The best defense of this proposal would simply produce the goods. We should be given access to Priel’s  measures, data, models, and calculations that explain what law is.  We can then check the validity of his measures, replicate his analyses, verify his calculations, and so on.  (It has been a long time since I calculated a chi-square, but give me an afternoon and I’m sure I can get back up to speed.)

But while scolding analytical jurisprudence for not following the lead of the ‘many philosophers’ who find illumination in things like cognitive science and psychology, Priel coyly keeps whatever findings he has to himself.  Or is his work–and its demand for empirical evidence–a failure by its own standards?

Perhaps not.  When we arrive, finally, at p 52 we discover that it has all been an introduction to a prolegomenon to a preliminary to a research programme.  Its only positive offering is that we should stop reading HLA Hart’s book The Concept of Law 

A good first step would be to stop the unprofessional practice of reading with veneration, and perhaps at all, the book most responsible for the misguided conceptualist orientation that dominates contemporary jurisprudence.’

I admit to having hoped for more than a ‘first step’ in fifty pages.

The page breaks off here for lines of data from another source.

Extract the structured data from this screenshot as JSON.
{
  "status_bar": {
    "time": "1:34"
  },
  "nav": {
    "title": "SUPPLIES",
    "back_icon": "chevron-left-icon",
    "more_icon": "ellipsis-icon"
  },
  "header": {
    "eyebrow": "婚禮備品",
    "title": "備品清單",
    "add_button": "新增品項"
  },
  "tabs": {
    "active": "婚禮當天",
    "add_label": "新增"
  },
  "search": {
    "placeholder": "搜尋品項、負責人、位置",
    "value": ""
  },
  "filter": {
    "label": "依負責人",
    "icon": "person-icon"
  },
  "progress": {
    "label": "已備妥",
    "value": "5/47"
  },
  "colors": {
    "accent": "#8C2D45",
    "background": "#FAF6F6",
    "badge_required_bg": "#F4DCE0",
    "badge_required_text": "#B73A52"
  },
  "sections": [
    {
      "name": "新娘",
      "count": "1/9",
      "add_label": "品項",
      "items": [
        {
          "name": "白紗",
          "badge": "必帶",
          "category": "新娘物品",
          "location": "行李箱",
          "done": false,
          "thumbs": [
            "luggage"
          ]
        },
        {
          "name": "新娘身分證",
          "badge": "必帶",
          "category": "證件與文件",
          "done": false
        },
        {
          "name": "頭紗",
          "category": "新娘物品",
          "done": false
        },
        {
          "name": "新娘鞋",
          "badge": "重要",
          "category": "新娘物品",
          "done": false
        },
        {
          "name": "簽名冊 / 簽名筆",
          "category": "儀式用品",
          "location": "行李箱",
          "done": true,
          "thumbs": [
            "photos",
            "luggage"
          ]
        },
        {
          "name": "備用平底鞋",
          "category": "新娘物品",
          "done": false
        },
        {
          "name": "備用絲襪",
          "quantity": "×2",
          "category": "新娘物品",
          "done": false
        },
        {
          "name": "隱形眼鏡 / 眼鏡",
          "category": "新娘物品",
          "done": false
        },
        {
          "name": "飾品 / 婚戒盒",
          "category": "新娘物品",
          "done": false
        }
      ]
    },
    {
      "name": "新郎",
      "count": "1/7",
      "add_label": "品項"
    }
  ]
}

In any case, Priel’s step has been taken many times over.

Many academic lawyers, and most legal sociologists, show no signs of having read Hart’s book at all  (or of having understood it if they have).  The first step has been taken. So what’s holding up progress?  It isn’t as if there is a  licensing board in Oxford’s High Street, or in New York’s Washington Square, that must approve all research in legal sociology.  Just do it!

There is a good piece of sociology of knowledge waiting to be written about why some academic lawyers feel so strongly that the only thing stopping them from doing what needs to be done is that other people are doing something else.  I’m not sure what explains this, though I do have some conjectures.